“I certainly feel lucky,” Laura said.
The doctor smiled at her indulgently. “You’re lucky that the breaks were clean. With the right physical therapy, you should get back your full range of motion.”
Back in physical therapy. Just like old times.
“It feels like we’ve come full circle,” Laura’s mother said. She’d been keeping up a histrionic weeping at Laura’s bedside for what was probably just a few minutes but felt like days. “I can’t believe we’re back here again, you gravely hurt, in hospital. . . .”
“Still, at least this time it’s not because your bit on the side ran me over with his car and drove off, is it?”
Her mother didn’t stay long. Her father didn’t either, because Deidre was in the car outside, parked on a double red line. “With any luck, they’ll tow her away!” he said with a nervous laugh, glancing over his shoulder as though worried she might overhear. He squeezed Laura’s good hand and kissed her on the forehead, promising to visit again soon.
“Perhaps when you’re better,” he said as he paused in the doorway on his way out, “we could spend a bit more time together. We might even get a place together, what about that, chicken?”
Laura shook her head. “Dad, I can’t, we tried that. Me and Deidre, it’s never going to work.”
“Oh, I know,” he said, nodding vigorously. “I know that. I know you couldn’t live with her again. I was thinking a bit further down the road, you know. After I’ve left her.” Laura smiled at him reassuringly. She wasn’t going to hold her breath.
* * *
Egg had come to see her too. Detective Barker, his name was; she’d finally got it into her head, though in her heart, he would always be Egg. He came to say how sorry he was that she’d been hurt, and also to say that Miriam from the canal had withdrawn her complaint about Laura. “She admitted having your key,” Egg told her. “We’ve had to talk to her about a number of statements she made during the investigation which turned out to be not quite accurate.”
“I’m shocked,” Laura said, smiling at him. “Truly shocked.”
He raised an eyebrow. “She had quite the story. She claimed to be trying to help you, who she believed to be guilty, while also trying to incriminate Carla Myerson, who she believed to be innocent but who was, in fact, guilty.”
“You really couldn’t make this shit up,” Laura said.
He smiled at her then. “You’ll be hearing from us, Laura,” he said on his way out. “There’s still the matter of this stolen bag, with the knife and the jewelry.”

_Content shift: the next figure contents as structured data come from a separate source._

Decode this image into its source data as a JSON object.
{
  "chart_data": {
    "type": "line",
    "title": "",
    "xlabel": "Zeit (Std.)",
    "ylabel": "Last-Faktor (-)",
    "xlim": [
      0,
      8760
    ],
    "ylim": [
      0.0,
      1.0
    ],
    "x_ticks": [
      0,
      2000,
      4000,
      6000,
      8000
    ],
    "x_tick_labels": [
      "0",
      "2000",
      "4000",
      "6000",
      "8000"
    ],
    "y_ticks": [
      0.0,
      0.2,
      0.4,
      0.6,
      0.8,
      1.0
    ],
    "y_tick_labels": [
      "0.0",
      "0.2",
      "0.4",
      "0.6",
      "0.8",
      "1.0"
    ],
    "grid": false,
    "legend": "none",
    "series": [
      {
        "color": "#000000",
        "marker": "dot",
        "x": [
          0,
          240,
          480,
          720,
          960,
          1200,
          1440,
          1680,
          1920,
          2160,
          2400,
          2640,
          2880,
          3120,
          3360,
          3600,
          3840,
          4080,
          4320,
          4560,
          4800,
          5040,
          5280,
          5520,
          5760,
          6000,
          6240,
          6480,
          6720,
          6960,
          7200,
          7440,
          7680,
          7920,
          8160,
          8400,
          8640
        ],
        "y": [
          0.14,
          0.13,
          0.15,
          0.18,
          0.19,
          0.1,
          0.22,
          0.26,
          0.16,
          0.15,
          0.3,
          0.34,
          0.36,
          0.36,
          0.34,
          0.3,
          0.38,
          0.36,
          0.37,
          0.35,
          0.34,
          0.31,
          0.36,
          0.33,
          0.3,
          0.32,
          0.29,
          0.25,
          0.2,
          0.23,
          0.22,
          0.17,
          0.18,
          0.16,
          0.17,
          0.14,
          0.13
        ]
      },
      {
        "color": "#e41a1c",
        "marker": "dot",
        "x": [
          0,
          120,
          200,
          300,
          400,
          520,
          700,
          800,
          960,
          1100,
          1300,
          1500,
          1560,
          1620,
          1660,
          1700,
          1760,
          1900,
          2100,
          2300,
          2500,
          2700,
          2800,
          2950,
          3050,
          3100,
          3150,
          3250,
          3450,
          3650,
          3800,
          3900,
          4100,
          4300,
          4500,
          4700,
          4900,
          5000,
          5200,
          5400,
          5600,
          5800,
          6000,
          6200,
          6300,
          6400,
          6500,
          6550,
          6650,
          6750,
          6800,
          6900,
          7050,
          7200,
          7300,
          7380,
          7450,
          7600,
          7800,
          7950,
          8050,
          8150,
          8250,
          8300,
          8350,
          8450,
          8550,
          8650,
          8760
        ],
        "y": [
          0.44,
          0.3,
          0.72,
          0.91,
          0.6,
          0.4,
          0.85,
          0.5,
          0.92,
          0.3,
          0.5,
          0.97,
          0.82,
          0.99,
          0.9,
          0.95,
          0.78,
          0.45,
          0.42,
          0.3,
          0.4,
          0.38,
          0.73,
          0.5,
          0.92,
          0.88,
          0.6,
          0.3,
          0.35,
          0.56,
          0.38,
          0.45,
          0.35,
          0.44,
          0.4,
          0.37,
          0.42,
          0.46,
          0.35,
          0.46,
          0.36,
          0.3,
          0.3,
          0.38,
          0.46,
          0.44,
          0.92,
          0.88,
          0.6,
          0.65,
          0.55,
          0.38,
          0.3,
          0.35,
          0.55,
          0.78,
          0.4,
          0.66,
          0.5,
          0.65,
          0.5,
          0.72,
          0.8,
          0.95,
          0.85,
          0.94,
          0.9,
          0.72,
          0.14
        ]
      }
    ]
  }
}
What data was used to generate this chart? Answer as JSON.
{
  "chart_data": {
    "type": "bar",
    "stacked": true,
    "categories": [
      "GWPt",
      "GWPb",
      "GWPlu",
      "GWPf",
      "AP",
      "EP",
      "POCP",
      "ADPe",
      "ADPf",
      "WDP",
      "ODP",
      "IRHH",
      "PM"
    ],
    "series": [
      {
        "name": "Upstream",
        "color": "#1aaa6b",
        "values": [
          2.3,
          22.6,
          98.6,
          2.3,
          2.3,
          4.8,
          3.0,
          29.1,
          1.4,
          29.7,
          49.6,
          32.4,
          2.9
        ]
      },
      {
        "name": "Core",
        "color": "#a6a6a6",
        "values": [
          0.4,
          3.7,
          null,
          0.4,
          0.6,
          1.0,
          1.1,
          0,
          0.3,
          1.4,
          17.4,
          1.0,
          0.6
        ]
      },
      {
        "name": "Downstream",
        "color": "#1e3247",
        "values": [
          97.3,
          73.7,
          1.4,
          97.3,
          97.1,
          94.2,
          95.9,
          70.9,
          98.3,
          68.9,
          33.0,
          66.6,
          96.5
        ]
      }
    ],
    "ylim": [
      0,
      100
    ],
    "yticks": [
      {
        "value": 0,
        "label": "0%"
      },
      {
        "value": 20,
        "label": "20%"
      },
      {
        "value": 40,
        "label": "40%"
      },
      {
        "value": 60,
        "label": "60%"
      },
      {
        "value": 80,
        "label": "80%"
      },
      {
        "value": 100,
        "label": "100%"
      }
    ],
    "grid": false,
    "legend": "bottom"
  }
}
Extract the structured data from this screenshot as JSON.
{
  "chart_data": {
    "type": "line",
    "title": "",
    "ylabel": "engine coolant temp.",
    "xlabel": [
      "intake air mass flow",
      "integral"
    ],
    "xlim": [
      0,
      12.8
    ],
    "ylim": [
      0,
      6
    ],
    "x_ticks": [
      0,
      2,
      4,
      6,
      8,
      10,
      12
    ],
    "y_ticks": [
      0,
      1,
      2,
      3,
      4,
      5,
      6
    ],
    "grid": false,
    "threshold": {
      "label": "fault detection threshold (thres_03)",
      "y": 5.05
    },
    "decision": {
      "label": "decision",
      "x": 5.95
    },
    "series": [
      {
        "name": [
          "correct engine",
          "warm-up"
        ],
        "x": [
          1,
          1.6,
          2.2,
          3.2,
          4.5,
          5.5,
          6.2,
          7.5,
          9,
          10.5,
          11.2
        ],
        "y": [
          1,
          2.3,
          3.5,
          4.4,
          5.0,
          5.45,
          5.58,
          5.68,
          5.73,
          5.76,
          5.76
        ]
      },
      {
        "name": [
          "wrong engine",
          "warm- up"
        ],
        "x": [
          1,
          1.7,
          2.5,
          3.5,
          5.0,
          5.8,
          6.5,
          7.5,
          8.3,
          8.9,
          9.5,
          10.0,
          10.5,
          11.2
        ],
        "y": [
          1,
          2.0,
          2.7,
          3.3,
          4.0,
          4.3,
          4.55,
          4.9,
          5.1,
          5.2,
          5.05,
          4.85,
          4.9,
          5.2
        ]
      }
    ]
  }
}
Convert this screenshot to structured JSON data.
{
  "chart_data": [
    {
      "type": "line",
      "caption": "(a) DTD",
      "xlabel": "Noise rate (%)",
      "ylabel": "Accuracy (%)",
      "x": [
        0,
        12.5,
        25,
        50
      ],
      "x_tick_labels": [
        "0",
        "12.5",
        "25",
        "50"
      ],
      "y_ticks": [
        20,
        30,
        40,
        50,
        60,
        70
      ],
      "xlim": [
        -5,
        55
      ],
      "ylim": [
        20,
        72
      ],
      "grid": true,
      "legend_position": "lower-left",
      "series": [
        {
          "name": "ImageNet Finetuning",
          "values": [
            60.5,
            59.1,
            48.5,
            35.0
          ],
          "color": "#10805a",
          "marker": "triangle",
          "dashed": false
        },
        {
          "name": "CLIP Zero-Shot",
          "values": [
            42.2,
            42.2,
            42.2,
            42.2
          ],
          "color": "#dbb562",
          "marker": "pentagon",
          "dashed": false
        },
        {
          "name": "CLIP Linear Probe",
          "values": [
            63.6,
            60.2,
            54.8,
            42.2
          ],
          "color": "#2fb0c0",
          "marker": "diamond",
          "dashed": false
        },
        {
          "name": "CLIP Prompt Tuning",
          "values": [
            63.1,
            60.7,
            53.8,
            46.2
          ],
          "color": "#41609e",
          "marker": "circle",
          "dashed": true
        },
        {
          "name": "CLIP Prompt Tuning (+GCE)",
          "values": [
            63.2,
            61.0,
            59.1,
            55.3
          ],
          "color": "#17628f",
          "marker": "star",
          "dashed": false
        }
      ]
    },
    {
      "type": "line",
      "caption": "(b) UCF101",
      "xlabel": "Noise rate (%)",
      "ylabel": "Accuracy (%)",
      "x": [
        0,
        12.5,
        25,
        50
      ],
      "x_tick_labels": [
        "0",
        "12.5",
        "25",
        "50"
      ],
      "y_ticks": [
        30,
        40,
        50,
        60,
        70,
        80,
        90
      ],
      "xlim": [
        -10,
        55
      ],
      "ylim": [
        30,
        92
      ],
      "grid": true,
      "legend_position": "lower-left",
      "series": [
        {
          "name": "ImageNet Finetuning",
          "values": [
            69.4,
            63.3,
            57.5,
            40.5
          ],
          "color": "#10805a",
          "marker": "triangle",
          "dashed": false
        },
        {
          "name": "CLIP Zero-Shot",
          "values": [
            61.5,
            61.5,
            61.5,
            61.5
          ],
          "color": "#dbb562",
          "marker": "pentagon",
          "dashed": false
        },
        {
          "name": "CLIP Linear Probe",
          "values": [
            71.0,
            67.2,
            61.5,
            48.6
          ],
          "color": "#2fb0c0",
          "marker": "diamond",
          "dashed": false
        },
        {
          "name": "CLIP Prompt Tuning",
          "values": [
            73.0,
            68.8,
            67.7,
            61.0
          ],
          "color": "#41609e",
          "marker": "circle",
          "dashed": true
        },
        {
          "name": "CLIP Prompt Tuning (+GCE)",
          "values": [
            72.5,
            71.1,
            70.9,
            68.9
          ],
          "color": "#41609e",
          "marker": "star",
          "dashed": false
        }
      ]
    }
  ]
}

“Don’t forget the thing with the fork,” Laura reminded him.
“Yes, of course. The fork.”
* * *
At night, lying in her single bed, threadbare sheets tucked tight around her body, Laura lay with her good palm pressed against the wall, on the other side of which was Daniel’s room. There was something uncannily circular about all this, how it started out with her in Daniel’s bed and finished with her separated from his bedroom by just a few inches of Victorian brick.
She returned often, in her mind, to the night on his boat, to the morning dawning, and the strange thing was that what tormented her was not him, not the sudden change in his behavior, the flick of a switch from charm to cruelty, it wasn’t the look on his face when she lunged at him, teeth bared.
No, the thing that she could not get out of her head was the moment she left the boat, the moment she stepped from the back deck to dry land and glanced up to her right, the moment she saw, in that gray dawn half-light, a woman up on the bridge looking down at her. The thing that tormented her now was that she could not if her life depended on it conjure up that woman’s expression; she could not say whether she looked sad or angry, broken or resolute.
EPILOGUE
A man has been found dead on a houseboat on the canal.
Stop me if you think you’ve heard this one before.
Carla heard the rumors, the silly jokes from the other women, at lunchtime. He another one of yours, Cazza? Been a busy girl, incha? She went to the library that afternoon; she wasn’t permitted to read news stories about crimes on the internet, but she persuaded one of the guards (a “Myerson megafan!”) to print the story off for her at home and bring it in.
SUSPECTED KILLER FOUND MURDERED
The partially decomposed body of 58-year-old Jeremy O’Brien, who was also known as Henry Carter and JH Bryant, was found on a partially submerged boat on the Regent’s Canal. O’Brien, who was wanted in connection with the 1983 murder of teenager Lorraine Reid, had previously been assumed to have taken his own life after he disappeared within days of the Reid killing.